As teachers, we cultivate a capacity to reflect, both in ourselves and in the children we work with. It is time to harness this. The links that the College movement have fostered with both the Teacher Development Trust and SSAT should speak volumes to those sitting quietly on the fence. Both organisations have proven themselves to be `by teachers, for teachers’, working to elevate standards from within, from real practice rather than from another non-descript report or government paper. These partnerships have the potential to drive an intrinsic movement, to nurture the feeling of collective that Weston refers to, to allow us as a professional voice to develop and steer education in the direction that we know is best for our learners. The key principles of the College revolve around adding value and raising expectations around our everyday practice. Surely this is something to embrace?

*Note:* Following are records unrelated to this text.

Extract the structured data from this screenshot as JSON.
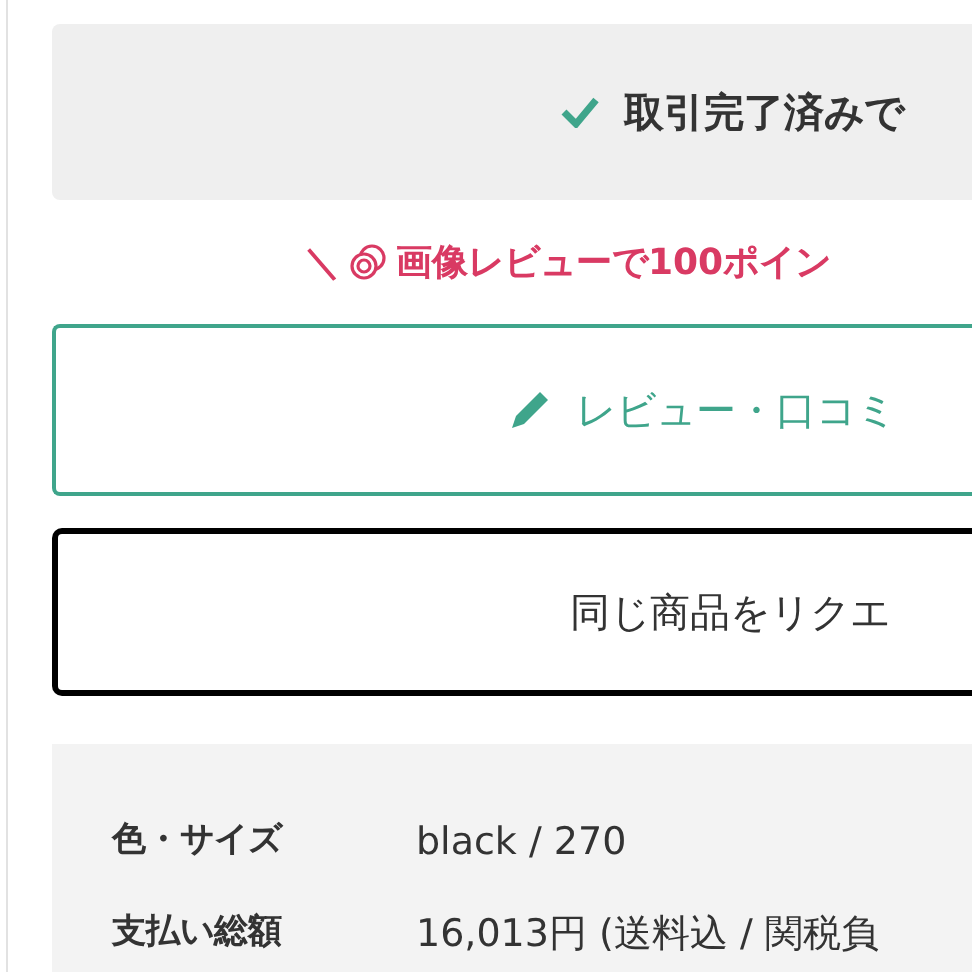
{
  "status": {
    "text": "取引完了済みで"
  },
  "promo": {
    "mark": "＼",
    "text": "画像レビューで100ポイン"
  },
  "review_button": {
    "label": "レビュー・口コミ"
  },
  "request_button": {
    "label": "同じ商品をリクエ"
  },
  "details": [
    {
      "label": "色・サイズ",
      "value": "black / 270"
    },
    {
      "label": "支払い総額",
      "value": "16,013円 (送料込 / 関税負"
    }
  ]
}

Yet, we are suspicious creatures, and who can blame us? The pillar-to-post policies and knee-jerk reactions are beginning to numb us as professionals, we are accepting things we should be questioning; faddism is invading education and it has to stop. This is evident in the headlines referring to more of us leaving the profession than ever.

Some will see the College as out of reach, as an elitist group reserved only for `Twitterati’ teachers or highly favoured bloggers. This cannot be the case. The College cannot be the Order of the Phoenix. Transparency and equality must be absolute and unconditional; now is not the time to be anaesthetized, quite the opposite, we need to wake up. It is imperative that we engage with a future for our profession; that we begin to value and utilise the research and reflection that happens in our classrooms every single day.

A College of Teaching will not stop the “aah” reaction, nor will it diminish reckless decisions in education. However, it will give us the opportunity to re-educate from within, to re-energise our worth and to resist the opportunity to stagnate.